"You—you just look wonderful, Phyl," he cried, for a moment all else smothered in the background.
"True? Sure?"
"True? Say, you just couldn't look more lovely," the boy cried.
Phyllis laughed.
"Then come right along. See, we're bumping folks, standing here. I'm going to take you to where your—where Mrs. Hendrie is waiting for you. The——"
But the mention of Monica left Frank once more alive to realities.
"No, no, Phyl," he cried. "It is useless. Don't you understand? I love my—I love Mon as dearly as ever son loved a mother, but—the barrier has been set up between us, and can never be removed. Oh, believe me, it is no resentment, or bitterness against her. She just belongs to a different world from mine—now. It would give her pain. I know what she would say—and I know what I must say."

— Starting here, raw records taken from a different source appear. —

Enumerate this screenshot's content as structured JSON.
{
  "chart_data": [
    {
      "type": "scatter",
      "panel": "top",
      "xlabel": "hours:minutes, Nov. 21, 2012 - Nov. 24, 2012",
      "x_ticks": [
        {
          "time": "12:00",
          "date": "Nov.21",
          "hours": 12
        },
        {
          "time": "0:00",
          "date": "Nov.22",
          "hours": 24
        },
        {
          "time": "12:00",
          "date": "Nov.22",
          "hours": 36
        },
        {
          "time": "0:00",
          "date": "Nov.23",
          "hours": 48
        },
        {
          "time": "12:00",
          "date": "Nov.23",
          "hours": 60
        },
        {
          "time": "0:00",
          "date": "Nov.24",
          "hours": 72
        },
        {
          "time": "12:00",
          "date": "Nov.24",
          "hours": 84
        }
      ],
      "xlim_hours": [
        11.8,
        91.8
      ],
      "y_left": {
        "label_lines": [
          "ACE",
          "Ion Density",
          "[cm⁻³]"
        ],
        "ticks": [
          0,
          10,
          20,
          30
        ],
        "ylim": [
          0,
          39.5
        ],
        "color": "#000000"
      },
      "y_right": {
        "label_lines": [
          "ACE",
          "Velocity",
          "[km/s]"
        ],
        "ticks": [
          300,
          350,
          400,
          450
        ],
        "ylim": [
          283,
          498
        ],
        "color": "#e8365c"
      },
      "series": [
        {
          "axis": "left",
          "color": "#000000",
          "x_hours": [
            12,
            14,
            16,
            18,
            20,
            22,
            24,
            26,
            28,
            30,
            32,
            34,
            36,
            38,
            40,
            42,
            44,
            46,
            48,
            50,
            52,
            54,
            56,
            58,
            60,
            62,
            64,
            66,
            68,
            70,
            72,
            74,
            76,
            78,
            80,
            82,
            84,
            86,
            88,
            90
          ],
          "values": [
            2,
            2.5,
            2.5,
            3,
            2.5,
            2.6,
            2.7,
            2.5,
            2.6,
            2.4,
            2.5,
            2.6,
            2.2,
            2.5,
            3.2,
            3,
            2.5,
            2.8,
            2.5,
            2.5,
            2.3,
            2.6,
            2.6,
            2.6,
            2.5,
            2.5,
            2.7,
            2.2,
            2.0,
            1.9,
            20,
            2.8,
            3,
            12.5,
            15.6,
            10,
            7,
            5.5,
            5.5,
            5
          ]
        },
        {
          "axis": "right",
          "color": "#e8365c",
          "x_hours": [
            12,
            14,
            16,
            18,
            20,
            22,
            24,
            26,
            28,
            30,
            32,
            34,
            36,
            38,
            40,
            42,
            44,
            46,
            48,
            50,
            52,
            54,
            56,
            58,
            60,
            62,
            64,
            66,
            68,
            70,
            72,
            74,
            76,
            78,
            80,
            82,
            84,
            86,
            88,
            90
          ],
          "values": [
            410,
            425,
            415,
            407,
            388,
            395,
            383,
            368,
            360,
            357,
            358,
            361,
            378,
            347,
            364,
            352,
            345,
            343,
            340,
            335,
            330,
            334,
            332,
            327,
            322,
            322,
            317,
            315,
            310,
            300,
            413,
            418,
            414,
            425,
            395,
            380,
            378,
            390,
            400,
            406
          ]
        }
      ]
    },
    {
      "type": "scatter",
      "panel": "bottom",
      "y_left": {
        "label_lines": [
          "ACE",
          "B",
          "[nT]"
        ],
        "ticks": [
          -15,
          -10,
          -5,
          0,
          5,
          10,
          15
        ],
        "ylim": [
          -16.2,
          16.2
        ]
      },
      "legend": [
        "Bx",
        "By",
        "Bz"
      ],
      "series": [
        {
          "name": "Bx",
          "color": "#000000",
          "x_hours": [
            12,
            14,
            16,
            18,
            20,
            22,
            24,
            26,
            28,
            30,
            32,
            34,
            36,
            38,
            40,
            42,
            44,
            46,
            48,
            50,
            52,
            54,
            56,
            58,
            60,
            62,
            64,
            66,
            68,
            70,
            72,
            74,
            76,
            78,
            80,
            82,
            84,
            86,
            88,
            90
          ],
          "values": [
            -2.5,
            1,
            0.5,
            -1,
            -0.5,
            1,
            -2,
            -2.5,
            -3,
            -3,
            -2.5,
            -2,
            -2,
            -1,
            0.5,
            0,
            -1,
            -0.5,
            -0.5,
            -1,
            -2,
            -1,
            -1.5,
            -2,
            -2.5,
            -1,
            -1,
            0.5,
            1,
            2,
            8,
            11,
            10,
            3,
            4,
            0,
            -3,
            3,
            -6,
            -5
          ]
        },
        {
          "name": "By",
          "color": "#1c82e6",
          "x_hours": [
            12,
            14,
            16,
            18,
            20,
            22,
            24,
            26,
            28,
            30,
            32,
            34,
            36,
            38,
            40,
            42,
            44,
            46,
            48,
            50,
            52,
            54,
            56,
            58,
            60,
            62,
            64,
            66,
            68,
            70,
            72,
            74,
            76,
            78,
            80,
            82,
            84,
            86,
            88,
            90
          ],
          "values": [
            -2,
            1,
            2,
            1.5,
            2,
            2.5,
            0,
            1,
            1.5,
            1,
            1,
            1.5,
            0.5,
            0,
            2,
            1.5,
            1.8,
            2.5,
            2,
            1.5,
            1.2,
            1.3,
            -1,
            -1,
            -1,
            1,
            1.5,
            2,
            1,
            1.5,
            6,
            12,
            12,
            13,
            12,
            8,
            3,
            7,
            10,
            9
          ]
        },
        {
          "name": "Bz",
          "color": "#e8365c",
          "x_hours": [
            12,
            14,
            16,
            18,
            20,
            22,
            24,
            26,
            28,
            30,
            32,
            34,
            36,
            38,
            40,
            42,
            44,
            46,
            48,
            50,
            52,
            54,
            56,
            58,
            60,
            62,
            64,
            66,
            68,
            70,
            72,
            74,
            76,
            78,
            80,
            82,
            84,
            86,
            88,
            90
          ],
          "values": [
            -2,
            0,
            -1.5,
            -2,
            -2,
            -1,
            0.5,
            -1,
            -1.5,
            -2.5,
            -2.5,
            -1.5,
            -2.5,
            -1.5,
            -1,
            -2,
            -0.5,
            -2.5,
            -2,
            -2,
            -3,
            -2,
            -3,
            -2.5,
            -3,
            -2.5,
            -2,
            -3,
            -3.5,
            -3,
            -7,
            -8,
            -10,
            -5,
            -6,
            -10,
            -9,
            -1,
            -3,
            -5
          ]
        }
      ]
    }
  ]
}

In spite of all his protests, Frank was walking beside Phyllis, moving unquestioningly in the direction she selected.
The girl looked round laughingly. Phyllis had never perhaps smiled so joyously, so sweetly as she was smiling now. But every look, every word she spoke, was full of definite purpose.
"I haven't recovered from the shock you handed me—in that—that letter," she said, without a shadow of distress in her smiling eyes. "I haven't, true as true. Say, I just kind of wonder if you've got half a notion how it feels for a girl to be thrown over by letter? Say, I just won't be thrown over by—by letter. That's why I've come here to Toronto. I've come right here so you can tell me with your own two very determined lips, I'm not wanted. When you've told me that I'm not wanted, that you just don't love me any more, then I'm going right away to Gleber, and get on with my plowing. I'll just pack up all the elegant suits Mrs. Hendrie's bought me, and never see them again. Then I'll fix myself up in black and bugles—whatever they are—and be a widow woman for the rest of my life. Now, truth! You don't love me—any more; and you don't want me?"